Mortgage rates are as low as ever recorded. Refinance rates could save homeowners hundreds of dollars per month with lower payments. If you compare mortgage rates, you'll love what you find. Why, then, are mortgage loans closing at an amazingly low number? Banks are simply not lending.
Bank Liquidity High
You might wonder whether banks have enough money to lend. The answer is a resounding, "Yes." Most banks have very high liquidity - cash reserves are strong. Those that have received government cash infusions - can you say "Bail-out funds" - are too liquid.
So, why are banks not lending if they have plenty of cash? The answer: Fear. Unfortunately, this problem is really a three-headed monster for banks. After suffering massive losses in mortgage and business lending during the recent recession, banks fear that more, as yet unidentified, problems lurk in their lending portfolios. Financial institutions want to conserve extra reserves to "absorb" the future losses they predict.
Banks fear that the recession is still living under the surface. Although many experts, including the Federal Reserve, believe the recession is over, they speak from a technical perspective.

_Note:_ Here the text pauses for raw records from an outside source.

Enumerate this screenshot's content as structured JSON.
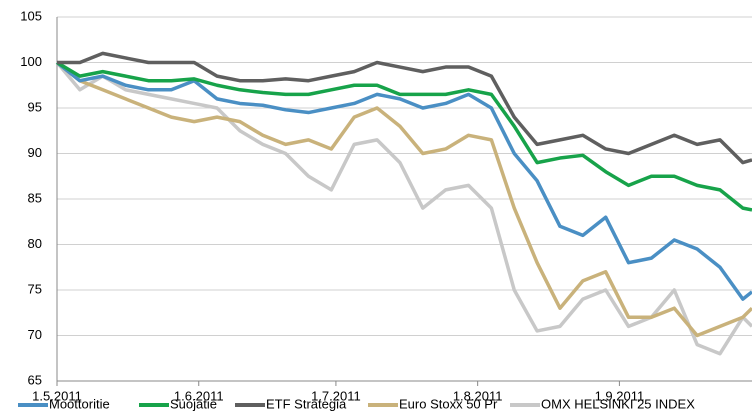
{
  "chart_data": {
    "type": "line",
    "x": [
      "2011-05-01",
      "2011-05-06",
      "2011-05-11",
      "2011-05-16",
      "2011-05-21",
      "2011-05-26",
      "2011-05-31",
      "2011-06-05",
      "2011-06-10",
      "2011-06-15",
      "2011-06-20",
      "2011-06-25",
      "2011-06-30",
      "2011-07-05",
      "2011-07-10",
      "2011-07-15",
      "2011-07-20",
      "2011-07-25",
      "2011-07-30",
      "2011-08-04",
      "2011-08-09",
      "2011-08-14",
      "2011-08-19",
      "2011-08-24",
      "2011-08-29",
      "2011-09-03",
      "2011-09-08",
      "2011-09-13",
      "2011-09-18",
      "2011-09-23",
      "2011-09-28",
      "2011-09-30"
    ],
    "series": [
      {
        "name": "Moottoritie",
        "color": "#4a8fc4",
        "values": [
          100,
          98,
          98.5,
          97.5,
          97,
          97,
          98,
          96,
          95.5,
          95.3,
          94.8,
          94.5,
          95,
          95.5,
          96.5,
          96,
          95,
          95.5,
          96.5,
          95,
          90,
          87,
          82,
          81,
          83,
          78,
          78.5,
          80.5,
          79.5,
          77.5,
          74,
          74.8
        ]
      },
      {
        "name": "Suojatie",
        "color": "#17a34a",
        "values": [
          100,
          98.5,
          99,
          98.5,
          98,
          98,
          98.2,
          97.5,
          97,
          96.7,
          96.5,
          96.5,
          97,
          97.5,
          97.5,
          96.5,
          96.5,
          96.5,
          97,
          96.5,
          93,
          89,
          89.5,
          89.8,
          88,
          86.5,
          87.5,
          87.5,
          86.5,
          86,
          84,
          83.8
        ]
      },
      {
        "name": "ETF Strategia",
        "color": "#5f5f5f",
        "values": [
          100,
          100,
          101,
          100.5,
          100,
          100,
          100,
          98.5,
          98,
          98,
          98.2,
          98,
          98.5,
          99,
          100,
          99.5,
          99,
          99.5,
          99.5,
          98.5,
          94,
          91,
          91.5,
          92,
          90.5,
          90,
          91,
          92,
          91,
          91.5,
          89,
          89.3
        ]
      },
      {
        "name": "Euro Stoxx 50 Pr",
        "color": "#c9b27b",
        "values": [
          100,
          98,
          97,
          96,
          95,
          94,
          93.5,
          94,
          93.5,
          92,
          91,
          91.5,
          90.5,
          94,
          95,
          93,
          90,
          90.5,
          92,
          91.5,
          84,
          78,
          73,
          76,
          77,
          72,
          72,
          73,
          70,
          71,
          72,
          73
        ]
      },
      {
        "name": "OMX HELSINKI 25 INDEX",
        "color": "#c8c8c8",
        "values": [
          100,
          97,
          98.5,
          97,
          96.5,
          96,
          95.5,
          95,
          92.5,
          91,
          90,
          87.5,
          86,
          91,
          91.5,
          89,
          84,
          86,
          86.5,
          84,
          75,
          70.5,
          71,
          74,
          75,
          71,
          72,
          75,
          69,
          68,
          72,
          71
        ]
      }
    ],
    "xlim": [
      "2011-05-01",
      "2011-09-30"
    ],
    "xticks": [
      {
        "value": "2011-05-01",
        "label": "1.5.2011"
      },
      {
        "value": "2011-06-01",
        "label": "1.6.2011"
      },
      {
        "value": "2011-07-01",
        "label": "1.7.2011"
      },
      {
        "value": "2011-08-01",
        "label": "1.8.2011"
      },
      {
        "value": "2011-09-01",
        "label": "1.9.2011"
      }
    ],
    "ylim": [
      65,
      105
    ],
    "yticks": [
      65,
      70,
      75,
      80,
      85,
      90,
      95,
      100,
      105
    ],
    "grid": true,
    "legend": "bottom"
  }
}
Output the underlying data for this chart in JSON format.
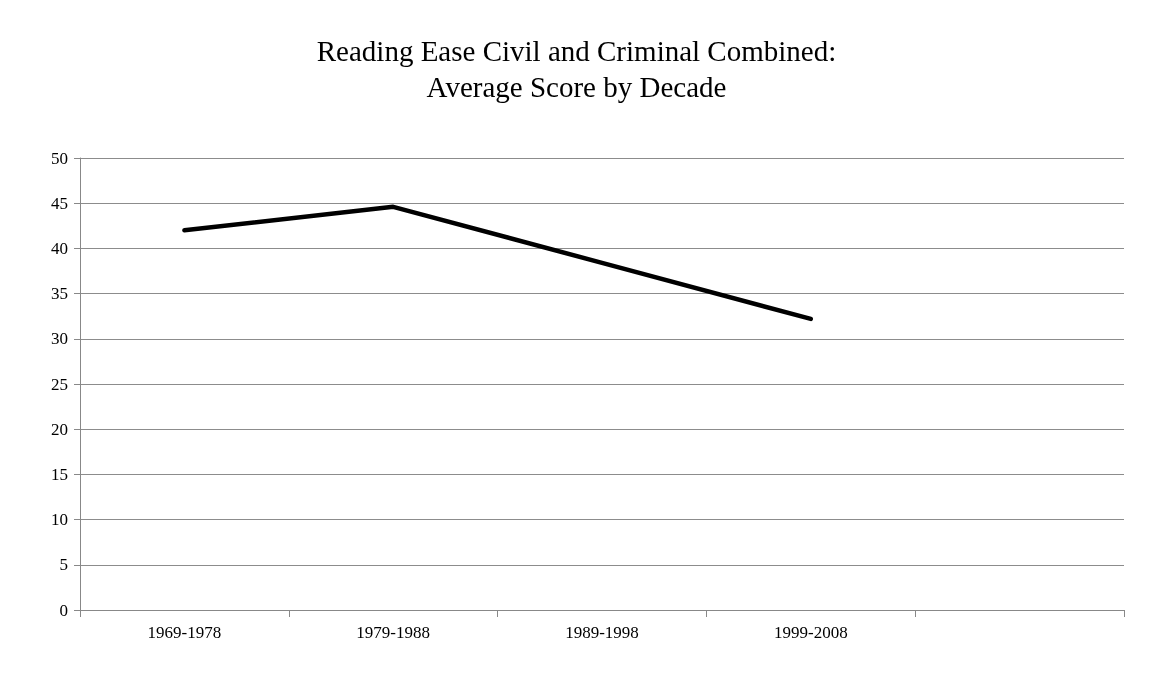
{
  "chart_data": {
    "type": "line",
    "title": "Reading Ease Civil and Criminal Combined:\nAverage Score by Decade",
    "categories": [
      "1969-1978",
      "1979-1988",
      "1989-1998",
      "1999-2008",
      null
    ],
    "series": [
      {
        "color": "#000000",
        "values": [
          42,
          44.6,
          38.4,
          32.2,
          null
        ]
      }
    ],
    "ylim": [
      0,
      50
    ],
    "yticks": [
      0,
      5,
      10,
      15,
      20,
      25,
      30,
      35,
      40,
      45,
      50
    ],
    "grid": "y",
    "marker": "none",
    "line_style": "solid"
  }
}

It appears most larger employers also feel this fear, as few have started rehiring employees in significant numbers. This fear is keeping most banks "on the sidelines" even with high liquidity.

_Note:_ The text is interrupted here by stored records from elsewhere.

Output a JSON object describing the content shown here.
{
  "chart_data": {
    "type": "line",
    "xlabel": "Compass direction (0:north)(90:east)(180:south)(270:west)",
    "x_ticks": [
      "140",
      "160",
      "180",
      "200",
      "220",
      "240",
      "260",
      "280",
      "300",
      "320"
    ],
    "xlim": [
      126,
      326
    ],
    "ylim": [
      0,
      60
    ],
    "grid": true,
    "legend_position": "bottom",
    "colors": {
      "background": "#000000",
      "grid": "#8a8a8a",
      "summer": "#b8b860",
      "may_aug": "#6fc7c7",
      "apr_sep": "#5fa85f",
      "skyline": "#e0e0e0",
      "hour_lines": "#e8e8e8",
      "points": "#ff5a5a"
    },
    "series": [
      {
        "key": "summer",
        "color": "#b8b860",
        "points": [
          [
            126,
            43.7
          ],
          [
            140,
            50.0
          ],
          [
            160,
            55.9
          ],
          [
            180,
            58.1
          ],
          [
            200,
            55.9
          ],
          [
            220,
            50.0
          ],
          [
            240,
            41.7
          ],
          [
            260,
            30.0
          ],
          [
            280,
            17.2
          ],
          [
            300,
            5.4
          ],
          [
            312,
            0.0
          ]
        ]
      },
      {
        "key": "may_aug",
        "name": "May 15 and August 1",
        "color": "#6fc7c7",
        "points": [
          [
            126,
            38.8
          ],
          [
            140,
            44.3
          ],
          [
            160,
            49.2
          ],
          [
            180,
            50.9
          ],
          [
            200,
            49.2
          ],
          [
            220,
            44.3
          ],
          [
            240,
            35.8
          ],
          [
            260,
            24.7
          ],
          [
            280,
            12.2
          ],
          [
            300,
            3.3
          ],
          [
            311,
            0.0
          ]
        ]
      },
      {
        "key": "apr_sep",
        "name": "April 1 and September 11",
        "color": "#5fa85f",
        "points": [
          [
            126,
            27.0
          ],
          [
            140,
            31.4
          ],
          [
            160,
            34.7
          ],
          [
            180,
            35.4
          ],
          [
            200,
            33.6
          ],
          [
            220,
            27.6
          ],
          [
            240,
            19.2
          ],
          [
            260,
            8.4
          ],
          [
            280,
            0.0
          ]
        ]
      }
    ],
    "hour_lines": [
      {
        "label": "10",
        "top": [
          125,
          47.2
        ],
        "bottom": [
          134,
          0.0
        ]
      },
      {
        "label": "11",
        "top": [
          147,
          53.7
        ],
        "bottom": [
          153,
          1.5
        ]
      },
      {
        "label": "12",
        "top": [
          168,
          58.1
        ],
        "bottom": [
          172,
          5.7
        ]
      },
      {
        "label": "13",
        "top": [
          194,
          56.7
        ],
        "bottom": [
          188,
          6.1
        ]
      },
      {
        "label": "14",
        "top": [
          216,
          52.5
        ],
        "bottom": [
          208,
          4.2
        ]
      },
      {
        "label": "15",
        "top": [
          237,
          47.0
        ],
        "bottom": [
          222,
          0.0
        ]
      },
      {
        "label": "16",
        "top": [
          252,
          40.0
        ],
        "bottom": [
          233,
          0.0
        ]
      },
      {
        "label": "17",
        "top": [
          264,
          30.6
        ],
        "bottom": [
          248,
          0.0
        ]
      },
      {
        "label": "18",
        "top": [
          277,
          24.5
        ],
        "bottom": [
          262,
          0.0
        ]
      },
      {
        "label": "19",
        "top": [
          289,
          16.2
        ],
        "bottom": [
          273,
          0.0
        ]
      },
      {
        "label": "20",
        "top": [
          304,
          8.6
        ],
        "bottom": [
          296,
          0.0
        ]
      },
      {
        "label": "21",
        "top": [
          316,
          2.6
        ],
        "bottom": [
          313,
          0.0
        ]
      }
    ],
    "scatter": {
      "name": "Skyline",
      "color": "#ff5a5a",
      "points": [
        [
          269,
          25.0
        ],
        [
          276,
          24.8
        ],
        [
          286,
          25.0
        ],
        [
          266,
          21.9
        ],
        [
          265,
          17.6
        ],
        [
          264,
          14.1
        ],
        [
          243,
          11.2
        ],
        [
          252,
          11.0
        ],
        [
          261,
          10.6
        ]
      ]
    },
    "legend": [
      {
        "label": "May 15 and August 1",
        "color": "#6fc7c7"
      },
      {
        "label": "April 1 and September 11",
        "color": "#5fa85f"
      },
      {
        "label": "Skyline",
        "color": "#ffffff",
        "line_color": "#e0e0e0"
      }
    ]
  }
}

Banks also fear federal regulators and stockholders. Making new loans always poses some level of risk. Banks are fearful that those new loans that become problems, as some certainly will, may bring the wrath of regulators, who might assert that these loans were made with government assistance money. This perceived added scrutiny might also scare stockholders into selling shares, which might depress the price of bank stocks.

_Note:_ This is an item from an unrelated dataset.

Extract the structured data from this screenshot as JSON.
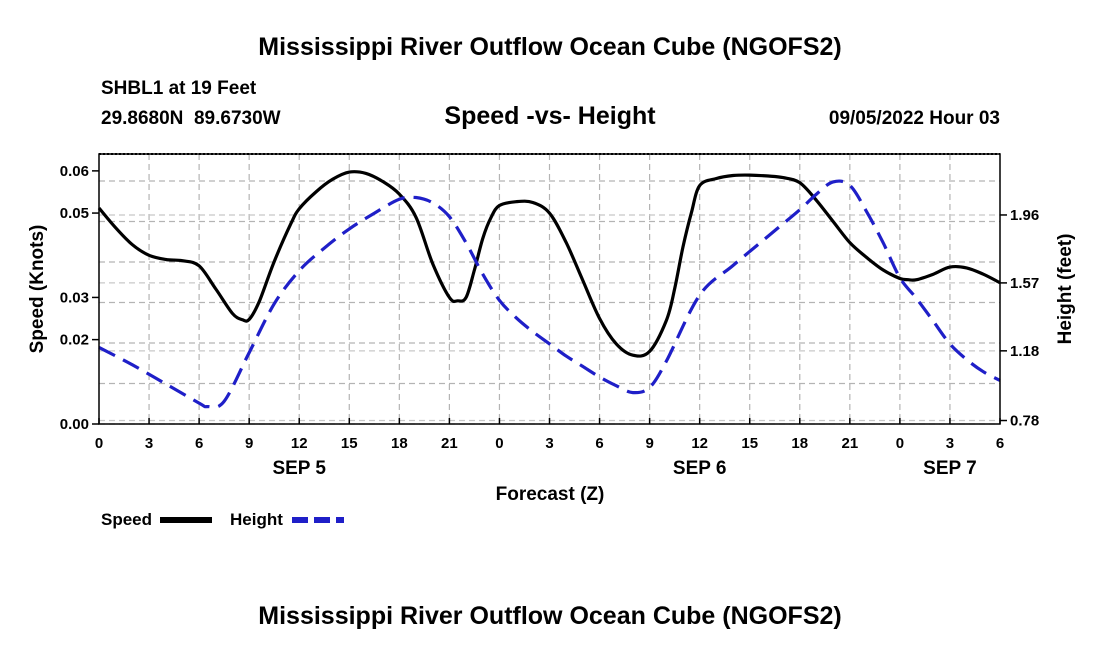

Finally, banks fear that, until the real estate/mortgage market recovers, their earnings will suffer, as local refinance rates can be significantly lower than those on currently performing mortgages. Those who compare mortgage rates find it easy to decide to refinance. However, these homeowners often learn that their current lender has tightened qualification rules so much that good borrowers cannot be approved. Yet, these lenders have millions to lend.
When Will the Madness End?
Unfortunately, we live in a classic catch-22 situation. Banks are not lending because they fear the negative ramifications and fail to see hard evidence that the recession is over. At the same time, their refusal to lend to individuals and businesses is only prolonging the economic stagnation.
Combined with the business community's lack of confidence—and hiring—the bank's fear of future loan problems is understandable. People can't pay their loans if they're not working. Businesses can't pay their loans if people don't buy their products and services.
Statistics show that, because of the incredibly low local mortgage rates, mortgage lending increased by 35 percent in early 2010 compared to 2009, while home equity loans were up by 17 percent compared to the end of 2009. However, both of these increases a) would have been much higher if qualification rules hadn't been tightened, and b) would have been much lower if volume was compared to years other than 2008 and 2009, with some of the lowest mortgage volumes on record.
Unfortunately, during this same period lending to businesses declined by 47 percent, which was a combination of bank rejections and fewer applications for financing. Regardless of the reasons, this is another example of sharply reduced bank lending.
Since September 2008, excess bank reserves have risen from almost zero to over $800 billion. As all experienced bankers know, cash is very "expensive," since it earns nothing unless loaned out or invested. In most economies, banks keep only the minimum cash reserves needed to meet regulations for safety.
In this environment, however, banks are obviously "sitting on" the billions pumped into the system from the government. The White House and Congress injected these massive dollars to stimulate bank lending and, thereby, reverse the down economy. It appears that banks have yet to understand the purpose of this cash infusion.
Until some banks put aside their fear of future loan and mortgage problems, they will not start important lending again. A first quarter 2010 survey of 21 banks revealed that nine of them increased some lending activities, while 12 decreased loan volume. All of those banks surveyed received cash infusions from the government.
If you have good credit and steady employment, you might enjoy a successful mortgage refinance, since the secondary market is, once again, buying quality loans. However, when you compare refinance rates, try to learn about the qualification rules these lenders mandate.
Since refinance loans are new mortgages, all borrowers are subject to these tightened qualification standards. You might also consider asking for a loan modification—lower interest and payment—if your payments have always been on time and you don't qualify under the new rules.
It's impossible to predict when the banks will start lending aggressively again. When the business community finally believes the recession is over and rehires in large numbers, banks should be ready to begin lending again on a grand scale. There is simply no other historical or scientific indicator to support any other prediction. You could try your crystal ball, but there are no guarantees even with magic.